Sessions are the opposite:

Property Skills Sessions
Size per unit 1-5 KB 10 KB – 10+ MB
Volume 10-50 total hundreds/month, grows forever
Churn Low High (new daily, existing append mid-run)
Write owner WordPress Runtime
Value of full copy in WP High (editable content) Low (mostly tool-call noise)

Copying raw sessions into wp_posts or a custom table would bloat the database by GBs within months, duplicate data the runtime already stores canonically, and store content that's mostly not directly useful (intermediate reasoning, tool call IO, file reads).

The correct pattern — borrowed from markdown-database-integration:

SQLite is the projection. Files are the source of truth. The database is an indexing engine that maps to content on disk.

For sessions:

  1. Runtime session files remain the source of truth. wp-coding-agents does not copy, move, or rewrite them.
  2. WordPress stores a lightweight index — one row per session with metadata only: session_id, runtime, project_path, started_at, ended_at, file_path, message_count, model, token_total, status. ~200 bytes per session. Millions of sessions would still be a small table.
  3. On-demand parse. When a consumer needs the actual messages, the adapter reads the file from disk and returns the normalized shape. No bulk content lives in the DB.
  4. Consumers persist what they derive, not everything they read. Summaries, extracted decisions, linked PRs, salient events → those go into WP (via posts, custom tables, wikis, whatever the consumer wants). Raw transcripts stay on disk.

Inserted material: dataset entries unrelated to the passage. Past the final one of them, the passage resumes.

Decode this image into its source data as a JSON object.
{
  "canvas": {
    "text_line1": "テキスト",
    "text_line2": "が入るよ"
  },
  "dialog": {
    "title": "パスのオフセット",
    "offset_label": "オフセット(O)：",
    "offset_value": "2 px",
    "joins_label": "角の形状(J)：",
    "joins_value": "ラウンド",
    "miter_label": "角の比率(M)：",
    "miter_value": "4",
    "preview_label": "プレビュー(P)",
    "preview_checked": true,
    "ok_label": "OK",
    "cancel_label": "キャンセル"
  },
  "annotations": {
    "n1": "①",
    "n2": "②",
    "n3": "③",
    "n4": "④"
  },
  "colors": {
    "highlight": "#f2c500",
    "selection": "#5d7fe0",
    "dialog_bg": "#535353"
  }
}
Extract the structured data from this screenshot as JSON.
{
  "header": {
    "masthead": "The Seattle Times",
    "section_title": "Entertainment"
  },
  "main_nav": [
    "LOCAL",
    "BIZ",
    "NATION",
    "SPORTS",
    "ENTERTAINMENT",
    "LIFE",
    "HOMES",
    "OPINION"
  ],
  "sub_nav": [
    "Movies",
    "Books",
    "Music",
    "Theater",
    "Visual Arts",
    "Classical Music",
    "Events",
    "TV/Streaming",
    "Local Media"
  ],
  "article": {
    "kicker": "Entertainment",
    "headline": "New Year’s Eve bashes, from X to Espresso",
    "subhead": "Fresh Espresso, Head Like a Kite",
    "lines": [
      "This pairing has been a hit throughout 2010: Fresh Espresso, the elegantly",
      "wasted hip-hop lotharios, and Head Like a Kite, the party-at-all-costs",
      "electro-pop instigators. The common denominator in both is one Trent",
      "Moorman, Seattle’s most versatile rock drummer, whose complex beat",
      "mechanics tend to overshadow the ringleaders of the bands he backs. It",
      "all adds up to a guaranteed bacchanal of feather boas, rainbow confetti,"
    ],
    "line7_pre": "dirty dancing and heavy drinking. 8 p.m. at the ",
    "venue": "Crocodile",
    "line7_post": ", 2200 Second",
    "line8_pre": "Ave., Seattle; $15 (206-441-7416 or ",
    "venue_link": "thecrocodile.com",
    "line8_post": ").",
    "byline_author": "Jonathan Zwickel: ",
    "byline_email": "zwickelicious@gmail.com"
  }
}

This keeps the WordPress DB small, keeps the runtime's session files authoritative, and gives consumers the full messages when they need them via a single API.

Proposal

Add a runtime-session-ingest subsystem to wp-coding-agents that mirrors the existing skills-sync architecture, adapted for the index-vs-content distinction above.

1. Runtime adapters

Each supported runtime gets an adapter implementing:

  • Discovery — enumerate session files/directories on the host for a given project path
  • Parse — convert runtime-native format to a normalized message shape (on demand)
  • Metadata — extract session ID, start/end timestamps, project path, model, token counts, runtime-specific context (without reading full content)

Adapters live alongside the existing skills-write adapters so new runtimes add both read and write support in one place.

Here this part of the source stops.